Mit einem anderen TikTok-Profil und denselben Schlüsselwörtern würden Sie womöglich andere Ergebnisse bekommen. Wie gehen Sie mit dieser Einschränkung um? 

Das ist definitiv eine Limitation, die man aber in der Social-Media-Forschung generell hat. In dem Moment, wo ich mit Algorithmen oder automatisierten Empfehlungen arbeite, ergibt sich immer eine eingeschränkte Replizierbarkeit. Es wäre interessant, die Studie noch einmal mit denselben Keywords wiederholen würde und zu schauen, wie sich die Ergebnisse unterscheiden.

Welche weiteren Forschungsideen ergeben sich aus der Studie? 

Eine Forschungslücke, die wir sehen, betrifft zum Beispiel das Rollenbild von TikToker*innen: Was ist ihre Intention? Warum stellen sie sich als Hausarzt oder als Ernährungsberaterin hin und erzählen Leuten etwas? Viele Influencer*innen tun das ja nicht aus altruistischen Motiven, sondern weil eine finanzielle Motivation dahinter steht. Das ist für Mediennutzer*innen schwer zu erkennen. 

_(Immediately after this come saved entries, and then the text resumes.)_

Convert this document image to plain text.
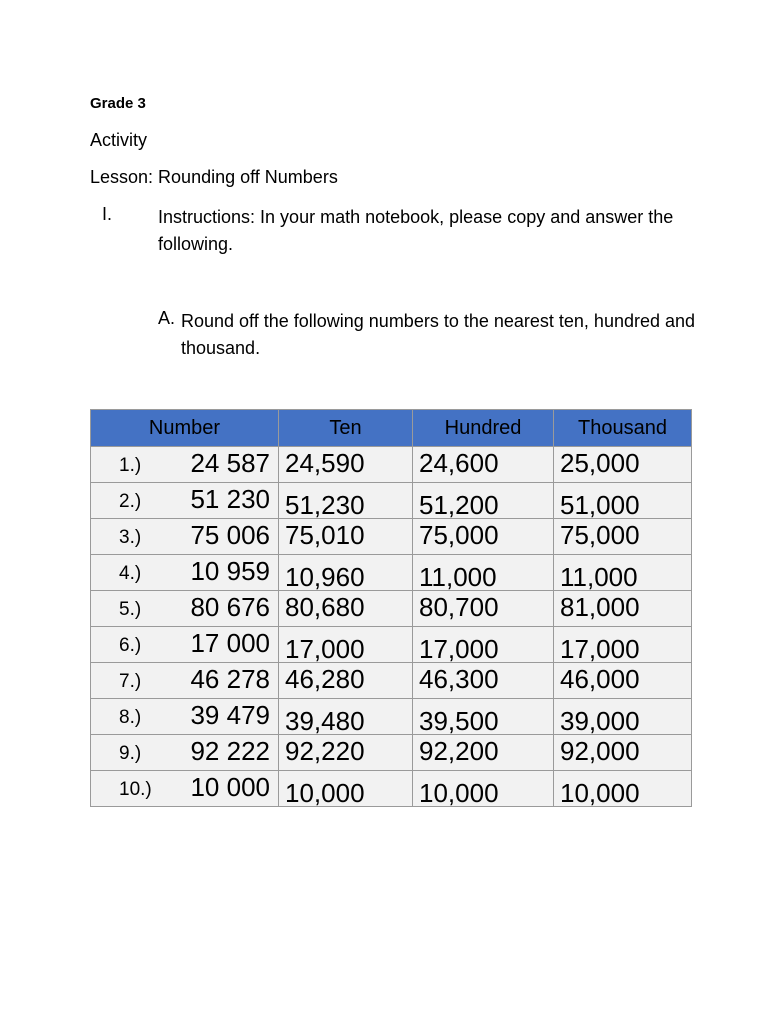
Grade 3
Activity
Lesson: Rounding off Numbers
I.	Instructions: In your math notebook, please copy and answer the following.
A. Round off the following numbers to the nearest ten, hundred and thousand.
Number	Ten	Hundred	Thousand

1.) 24 587	24,590	24,600	25,000

2.) 51 230	51,230	51,200	51,000

3.) 75 006	75,010	75,000	75,000

4.) 10 959	10,960	11,000	11,000

5.) 80 676	80,680	80,700	81,000

6.) 17 000	17,000	17,000	17,000

7.) 46 278	46,280	46,300	46,000

8.) 39 479	39,480	39,500	39,000

9.) 92 222	92,220	92,200	92,000

10.) 10 000	10,000	10,000	10,000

Dann stellt sich die Frage, wie wir die Qualität von Informationen besser in den Griff kriegen. Braucht es vielleicht ein Gesundheitslabel auf TikTok oder andere Orientierungskriterien? Ich glaube, da gibt es noch sehr viel Forschungsbedarf – gerade mit Blick auf die junge Zielgruppe.